The Media’s Coverage of Palestinian Incitement Towards Israel

Recently, the New York Times ran an informative piece on the proliferation of Hamas training camps in Gaza, where impressionable Palestinian teens are taught to hate Israel through participation in military-style boot camps, where they are trained to fire guns and build bombs in order to attack the Jewish State.

While the article itself was interesting, the timing seemed to suggest that Palestinian incitement was something of a new phenomenon. The reality is that this type of violent indoctrination equipping children with the skills and motivation to kill Israelis, as well as other forms of Palestinian incitement, are nothing new.

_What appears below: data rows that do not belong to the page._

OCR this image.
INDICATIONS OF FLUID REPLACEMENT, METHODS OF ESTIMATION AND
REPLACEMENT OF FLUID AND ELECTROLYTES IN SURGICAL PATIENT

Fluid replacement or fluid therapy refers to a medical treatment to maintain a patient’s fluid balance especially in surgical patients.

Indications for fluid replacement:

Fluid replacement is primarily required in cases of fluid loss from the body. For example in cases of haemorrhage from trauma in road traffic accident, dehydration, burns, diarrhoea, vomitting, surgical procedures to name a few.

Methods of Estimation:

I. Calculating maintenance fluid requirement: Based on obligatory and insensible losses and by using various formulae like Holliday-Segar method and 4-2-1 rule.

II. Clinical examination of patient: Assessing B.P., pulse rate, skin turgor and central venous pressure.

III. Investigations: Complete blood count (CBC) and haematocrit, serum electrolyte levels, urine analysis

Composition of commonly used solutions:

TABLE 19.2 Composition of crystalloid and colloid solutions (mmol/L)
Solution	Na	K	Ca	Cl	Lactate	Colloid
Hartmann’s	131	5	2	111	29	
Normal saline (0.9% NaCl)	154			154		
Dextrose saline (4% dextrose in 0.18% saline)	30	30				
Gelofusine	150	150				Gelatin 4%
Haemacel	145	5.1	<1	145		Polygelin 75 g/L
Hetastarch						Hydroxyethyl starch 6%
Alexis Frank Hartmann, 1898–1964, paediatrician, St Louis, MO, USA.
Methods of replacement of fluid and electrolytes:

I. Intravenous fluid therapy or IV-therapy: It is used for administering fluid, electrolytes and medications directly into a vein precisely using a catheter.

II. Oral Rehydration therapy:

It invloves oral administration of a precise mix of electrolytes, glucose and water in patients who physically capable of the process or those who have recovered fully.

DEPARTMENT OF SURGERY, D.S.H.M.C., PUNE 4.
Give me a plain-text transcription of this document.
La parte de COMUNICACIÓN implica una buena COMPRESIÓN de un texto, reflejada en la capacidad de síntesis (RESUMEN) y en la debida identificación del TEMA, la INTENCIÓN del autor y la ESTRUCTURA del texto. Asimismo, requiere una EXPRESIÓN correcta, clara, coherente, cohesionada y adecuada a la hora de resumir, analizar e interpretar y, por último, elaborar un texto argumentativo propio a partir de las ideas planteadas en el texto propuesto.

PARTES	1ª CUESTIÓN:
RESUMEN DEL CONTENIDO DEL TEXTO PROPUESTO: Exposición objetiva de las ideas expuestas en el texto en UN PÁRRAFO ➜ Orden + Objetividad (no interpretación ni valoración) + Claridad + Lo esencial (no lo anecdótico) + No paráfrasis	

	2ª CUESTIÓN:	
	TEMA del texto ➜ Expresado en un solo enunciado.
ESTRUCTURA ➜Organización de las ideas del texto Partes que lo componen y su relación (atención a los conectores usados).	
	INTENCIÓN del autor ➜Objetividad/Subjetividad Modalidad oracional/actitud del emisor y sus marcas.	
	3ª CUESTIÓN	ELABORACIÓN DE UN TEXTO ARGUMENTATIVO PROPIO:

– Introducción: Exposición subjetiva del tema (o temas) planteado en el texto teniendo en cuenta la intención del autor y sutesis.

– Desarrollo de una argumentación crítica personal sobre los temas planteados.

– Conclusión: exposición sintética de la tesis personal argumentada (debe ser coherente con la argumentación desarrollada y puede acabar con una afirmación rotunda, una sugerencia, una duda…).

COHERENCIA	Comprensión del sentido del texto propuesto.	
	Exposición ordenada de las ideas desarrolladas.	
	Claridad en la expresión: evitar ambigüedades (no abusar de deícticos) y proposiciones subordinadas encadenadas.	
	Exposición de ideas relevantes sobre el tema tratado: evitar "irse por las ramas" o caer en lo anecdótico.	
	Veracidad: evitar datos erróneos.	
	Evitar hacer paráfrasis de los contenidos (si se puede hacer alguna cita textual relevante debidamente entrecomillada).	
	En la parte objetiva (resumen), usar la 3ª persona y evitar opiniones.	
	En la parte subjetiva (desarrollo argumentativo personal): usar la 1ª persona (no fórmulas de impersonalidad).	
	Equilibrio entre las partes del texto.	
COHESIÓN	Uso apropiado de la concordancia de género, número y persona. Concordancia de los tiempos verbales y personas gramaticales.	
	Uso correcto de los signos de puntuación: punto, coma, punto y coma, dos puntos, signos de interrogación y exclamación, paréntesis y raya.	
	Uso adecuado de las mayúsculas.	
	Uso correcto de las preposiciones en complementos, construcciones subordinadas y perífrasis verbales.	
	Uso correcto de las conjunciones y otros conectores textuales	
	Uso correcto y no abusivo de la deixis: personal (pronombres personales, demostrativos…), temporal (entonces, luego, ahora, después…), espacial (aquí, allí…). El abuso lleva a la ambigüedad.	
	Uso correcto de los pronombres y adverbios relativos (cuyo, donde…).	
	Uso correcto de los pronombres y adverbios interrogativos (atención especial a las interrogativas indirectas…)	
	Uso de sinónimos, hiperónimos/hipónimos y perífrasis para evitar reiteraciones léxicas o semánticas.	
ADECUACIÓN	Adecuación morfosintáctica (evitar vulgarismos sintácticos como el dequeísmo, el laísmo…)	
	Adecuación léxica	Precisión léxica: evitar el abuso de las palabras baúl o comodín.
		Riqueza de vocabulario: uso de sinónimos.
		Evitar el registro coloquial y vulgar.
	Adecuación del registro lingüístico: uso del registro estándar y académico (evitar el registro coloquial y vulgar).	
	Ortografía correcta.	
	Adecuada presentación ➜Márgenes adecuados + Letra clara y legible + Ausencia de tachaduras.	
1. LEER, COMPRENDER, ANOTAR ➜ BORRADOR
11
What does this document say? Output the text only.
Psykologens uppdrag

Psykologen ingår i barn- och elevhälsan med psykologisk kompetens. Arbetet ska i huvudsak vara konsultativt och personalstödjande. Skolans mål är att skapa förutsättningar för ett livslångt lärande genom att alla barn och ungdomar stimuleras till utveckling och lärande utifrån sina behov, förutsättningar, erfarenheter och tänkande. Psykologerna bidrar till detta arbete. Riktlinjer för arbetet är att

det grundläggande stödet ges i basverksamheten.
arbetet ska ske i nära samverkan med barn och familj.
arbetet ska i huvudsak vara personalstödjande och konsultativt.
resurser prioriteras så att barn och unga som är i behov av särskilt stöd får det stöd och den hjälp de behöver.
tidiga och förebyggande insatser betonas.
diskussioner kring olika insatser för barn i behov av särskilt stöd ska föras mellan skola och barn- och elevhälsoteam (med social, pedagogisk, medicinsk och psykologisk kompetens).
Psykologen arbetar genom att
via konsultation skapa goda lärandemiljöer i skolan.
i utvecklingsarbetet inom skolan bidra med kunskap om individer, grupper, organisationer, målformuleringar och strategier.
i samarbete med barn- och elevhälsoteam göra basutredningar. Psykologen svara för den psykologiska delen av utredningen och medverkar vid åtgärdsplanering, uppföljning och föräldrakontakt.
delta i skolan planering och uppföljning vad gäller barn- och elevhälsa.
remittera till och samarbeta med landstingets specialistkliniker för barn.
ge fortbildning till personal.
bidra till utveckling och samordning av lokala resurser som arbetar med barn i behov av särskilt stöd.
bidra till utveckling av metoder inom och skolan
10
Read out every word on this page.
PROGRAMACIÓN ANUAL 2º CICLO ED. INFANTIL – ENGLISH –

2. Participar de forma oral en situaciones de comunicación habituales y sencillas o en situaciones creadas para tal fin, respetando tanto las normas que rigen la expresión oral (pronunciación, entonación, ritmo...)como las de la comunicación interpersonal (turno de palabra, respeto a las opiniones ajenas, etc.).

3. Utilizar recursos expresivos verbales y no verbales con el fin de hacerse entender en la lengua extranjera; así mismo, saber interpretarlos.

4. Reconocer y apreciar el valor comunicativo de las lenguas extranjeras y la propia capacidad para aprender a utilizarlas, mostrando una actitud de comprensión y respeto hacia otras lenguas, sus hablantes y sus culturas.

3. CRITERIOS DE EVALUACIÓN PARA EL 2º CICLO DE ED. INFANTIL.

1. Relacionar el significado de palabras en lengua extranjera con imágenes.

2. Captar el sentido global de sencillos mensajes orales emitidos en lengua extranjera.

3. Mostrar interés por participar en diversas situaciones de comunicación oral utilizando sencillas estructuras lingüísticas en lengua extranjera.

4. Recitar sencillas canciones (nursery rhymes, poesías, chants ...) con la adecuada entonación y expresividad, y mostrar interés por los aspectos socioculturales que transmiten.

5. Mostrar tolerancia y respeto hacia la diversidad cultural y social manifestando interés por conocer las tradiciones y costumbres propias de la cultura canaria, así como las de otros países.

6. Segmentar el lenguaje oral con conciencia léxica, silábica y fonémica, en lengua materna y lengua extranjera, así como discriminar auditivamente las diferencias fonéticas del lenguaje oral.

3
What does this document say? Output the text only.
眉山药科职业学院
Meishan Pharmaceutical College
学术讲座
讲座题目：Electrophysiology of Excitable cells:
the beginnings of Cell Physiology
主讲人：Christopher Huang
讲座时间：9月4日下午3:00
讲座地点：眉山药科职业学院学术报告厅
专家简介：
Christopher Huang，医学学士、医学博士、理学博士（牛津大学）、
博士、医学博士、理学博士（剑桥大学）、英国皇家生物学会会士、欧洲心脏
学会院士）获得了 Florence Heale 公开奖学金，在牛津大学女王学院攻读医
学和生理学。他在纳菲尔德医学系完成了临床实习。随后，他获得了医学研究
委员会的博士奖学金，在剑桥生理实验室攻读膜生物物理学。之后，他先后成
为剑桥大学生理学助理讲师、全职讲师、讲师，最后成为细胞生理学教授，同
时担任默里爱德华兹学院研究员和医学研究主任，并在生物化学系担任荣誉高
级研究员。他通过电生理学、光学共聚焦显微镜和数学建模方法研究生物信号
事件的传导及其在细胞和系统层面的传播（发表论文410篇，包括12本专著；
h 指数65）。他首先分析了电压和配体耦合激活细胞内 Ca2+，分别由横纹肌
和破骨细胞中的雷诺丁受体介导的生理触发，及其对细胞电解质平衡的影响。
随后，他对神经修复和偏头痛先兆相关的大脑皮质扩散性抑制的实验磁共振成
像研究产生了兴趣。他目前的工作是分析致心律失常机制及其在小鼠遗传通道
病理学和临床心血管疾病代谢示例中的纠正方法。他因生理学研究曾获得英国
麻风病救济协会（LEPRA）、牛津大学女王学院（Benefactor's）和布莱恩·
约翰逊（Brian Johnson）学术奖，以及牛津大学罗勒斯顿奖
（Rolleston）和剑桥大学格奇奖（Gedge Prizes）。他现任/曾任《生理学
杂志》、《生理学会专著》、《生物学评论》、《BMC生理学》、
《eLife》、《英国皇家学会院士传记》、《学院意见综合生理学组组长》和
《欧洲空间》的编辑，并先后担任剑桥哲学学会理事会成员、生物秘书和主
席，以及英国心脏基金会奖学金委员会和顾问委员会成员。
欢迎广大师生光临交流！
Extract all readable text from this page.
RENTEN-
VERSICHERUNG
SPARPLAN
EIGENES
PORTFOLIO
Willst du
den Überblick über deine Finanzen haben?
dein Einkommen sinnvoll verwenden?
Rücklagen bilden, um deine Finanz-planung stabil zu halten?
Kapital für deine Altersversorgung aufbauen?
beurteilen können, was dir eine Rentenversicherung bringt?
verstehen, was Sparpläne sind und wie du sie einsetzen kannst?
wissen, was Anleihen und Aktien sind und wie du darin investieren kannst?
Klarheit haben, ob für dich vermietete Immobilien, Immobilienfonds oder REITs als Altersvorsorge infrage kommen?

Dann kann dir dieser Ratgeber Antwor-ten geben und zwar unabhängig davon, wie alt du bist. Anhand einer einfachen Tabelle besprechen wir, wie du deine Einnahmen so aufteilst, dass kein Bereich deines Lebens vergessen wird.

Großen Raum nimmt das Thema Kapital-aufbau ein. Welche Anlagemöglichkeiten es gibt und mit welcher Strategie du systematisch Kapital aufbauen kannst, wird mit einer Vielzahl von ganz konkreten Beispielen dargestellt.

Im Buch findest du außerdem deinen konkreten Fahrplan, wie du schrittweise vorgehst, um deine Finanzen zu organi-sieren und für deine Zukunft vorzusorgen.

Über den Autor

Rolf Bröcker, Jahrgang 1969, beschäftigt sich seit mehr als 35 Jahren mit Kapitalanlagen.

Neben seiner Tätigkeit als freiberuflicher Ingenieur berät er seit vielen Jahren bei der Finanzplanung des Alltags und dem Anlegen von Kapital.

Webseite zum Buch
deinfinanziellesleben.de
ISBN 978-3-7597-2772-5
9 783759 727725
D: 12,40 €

A recent Israeli government report highlights how Palestinian government officials, media outlets and educational institutions are engaged in an ongoing incitement campaign towards Israel. Hitler is quoted on school Facebook pages, Jews are described on TV as “barbaric monkeys” and the “murders of Mohammed,” and Palestinian President Abbas has repeatedly embraced released Palestinian terrorists as “heroes.”

Perhaps one of the most infamous instances of Palestinian incitement occurred in 2007 with Mickey Mouse “Farfour” episode, where Mickey was shown on Hamas TV being beaten to death by an actor posing as an Israeli agent trying to buy land. Young viewers of the TV program were than told that “Farfour was martyred while defending his land” and was killed “by the killers of children.” The Hamas TV episode was so horrific it even merited a spot on The Daily Show.

With Israel and the Palestinians currently engaged in an intense and protracted period of negotiations over the potential for a future Palestinian state, the need to highlight and counteract the dangers of incitement is even more pressing. The issue has been repeatedly raised in recent weeks by Israeli political leaders in meetings with international leaders, public speeches and other forums, but hasn’t received as much international media attention as it should.

In order for peace to be achieved, the Palestinian Authority must end the incitement campaign against Israel. It is the task of responsible media outlets to continue to draw attention to the issue, and not allow incitement to continue existing under the surface.